There is a significant spread of results for commercial closed models. Claude 3.5 Sonnet, Gemini 1.5 Pro and GPT-4o were among the top performers on ThaiExam, while GPT-4 Turbo performed relatively poorly on ThaiExam. In contrast, on English language benchmark leaderboards such as HELM Lite and MMLU, Claude 3.5 Sonnet, Gemini 1.5 Pro, GPT-4o and GPT-4 Turbo have similar rankings.
Some models that are not intended to be multilingual still show some Thai language competency. The Llama 3 model card states that Llama 3 models are trained on English language corpora and are intended for primarily English language use. The Llama 3 (7B) model performs poorly on ThaiExam as expected, but surprisingly, Llama 3 (70B) outperforms multilingual models such as Claude 3 Haiku.

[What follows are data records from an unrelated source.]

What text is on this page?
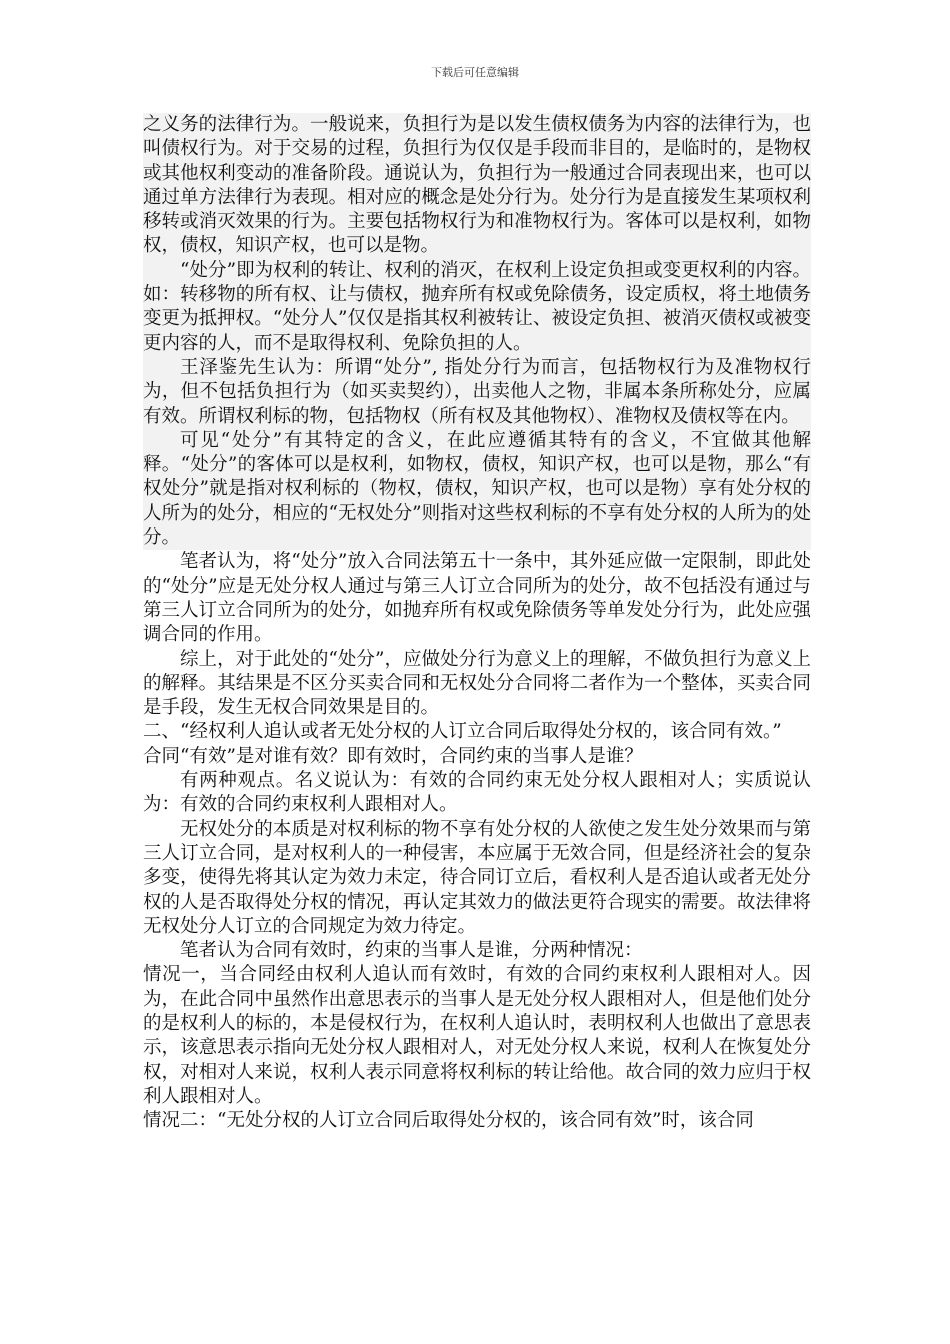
下载后可任意编辑

之义务的法律行为。一般说来，负担行为是以发生债权债务为内容的法律行为，也叫债权行为。对于交易的过程，负担行为仅仅是手段而非目的，是临时的，是物权或其他权利变动的准备阶段。通说认为，负担行为一般通过合同表现出来，也可以通过单方法律行为表现。相对应的概念是处分行为。处分行为是直接发生某项权利移转或消灭效果的行为。主要包括物权行为和准物权行为。客体可以是权利，如物权，债权，知识产权，也可以是物。

“处分”即为权利的转让、权利的消灭，在权利上设定负担或变更权利的内容。如：转移物的所有权、让与债权，抛弃所有权或免除债务，设定质权，将土地债务变更为抵押权。“处分人”仅仅是指其权利被转让、被设定负担、被消灭债权或被变更内容的人，而不是取得权利、免除负担的人。

王泽鉴先生认为：所谓“处分”, 指处分行为而言，包括物权行为及准物权行为，但不包括负担行为（如买卖契约），出卖他人之物，非属本条所称处分，应属有效。所谓权利标的物，包括物权（所有权及其他物权）、准物权及债权等在内。

可见“处分”有其特定的含义，在此应遵循其特有的含义，不宜做其他解释。“处分”的客体可以是权利，如物权，债权，知识产权，也可以是物，那么“有权处分”就是指对权利标的（物权，债权，知识产权，也可以是物）享有处分权的人所为的处分，相应的“无权处分”则指对这些权利标的不享有处分权的人所为的处分。

笔者认为，将“处分”放入合同法第五十一条中，其外延应做一定限制，即此处的“处分”应是无处分权人通过与第三人订立合同所为的处分，故不包括没有通过与第三人订立合同所为的处分，如抛弃所有权或免除债务等单发处分行为，此处应强调合同的作用。

综上，对于此处的“处分”，应做处分行为意义上的理解，不做负担行为意义上的解释。其结果是不区分买卖合同和无权处分合同将二者作为一个整体，买卖合同是手段，发生无权合同效果是目的。

二、“经权利人追认或者无处分权的人订立合同后取得处分权的，该合同有效。”

合同“有效”是对谁有效？即有效时，合同约束的当事人是谁？

有两种观点。名义说认为：有效的合同约束无处分权人跟相对人；实质说认为：有效的合同约束权利人跟相对人。

无权处分的本质是对权利标的物不享有处分权的人欲使之发生处分效果而与第三人订立合同，是对权利人的一种侵害，本应属于无效合同，但是经济社会的复杂多变，使得先将其认定为效力未定，待合同订立后，看权利人是否追认或者无处分权的人是否取得处分权的情况，再认定其效力的做法更符合现实的需要。故法律将无权处分人订立的合同规定为效力待定。

笔者认为合同有效时，约束的当事人是谁，分两种情况：

情况一，当合同经由权利人追认而有效时，有效的合同约束权利人跟相对人。因为，在此合同中虽然作出意思表示的当事人是无处分权人跟相对人，但是他们处分的是权利人的标的，本是侵权行为，在权利人追认时，表明权利人也做出了意思表示，该意思表示指向无处分权人跟相对人，对无处分权人来说，权利人在恢复处分权，对相对人来说，权利人表示同意将权利标的转让给他。故合同的效力应归于权利人跟相对人。

情况二：“无处分权的人订立合同后取得处分权的，该合同有效”时，该合同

There is significant room for LLMs to improve on ThaiExam performance. The top-performing models still achieve accuracies of only around 60-70%, compared to >80% accuracy on the English-language MMLU.

Conclusion

The ThaiExam leaderboard presents evaluations of leading large language models on standard Thai examinations. Our leaderboard enables comparisons between open-weights and closed models, and between English-centric, Thai-centric and multilingual models. Future work may include evaluating open-ended generations from instruction-following models, which are not captured by the existing multiple-choice question answering scenarios. We hope that this effort encourages the development of Thai language capabilities in language models and further work in Thai language model evaluation.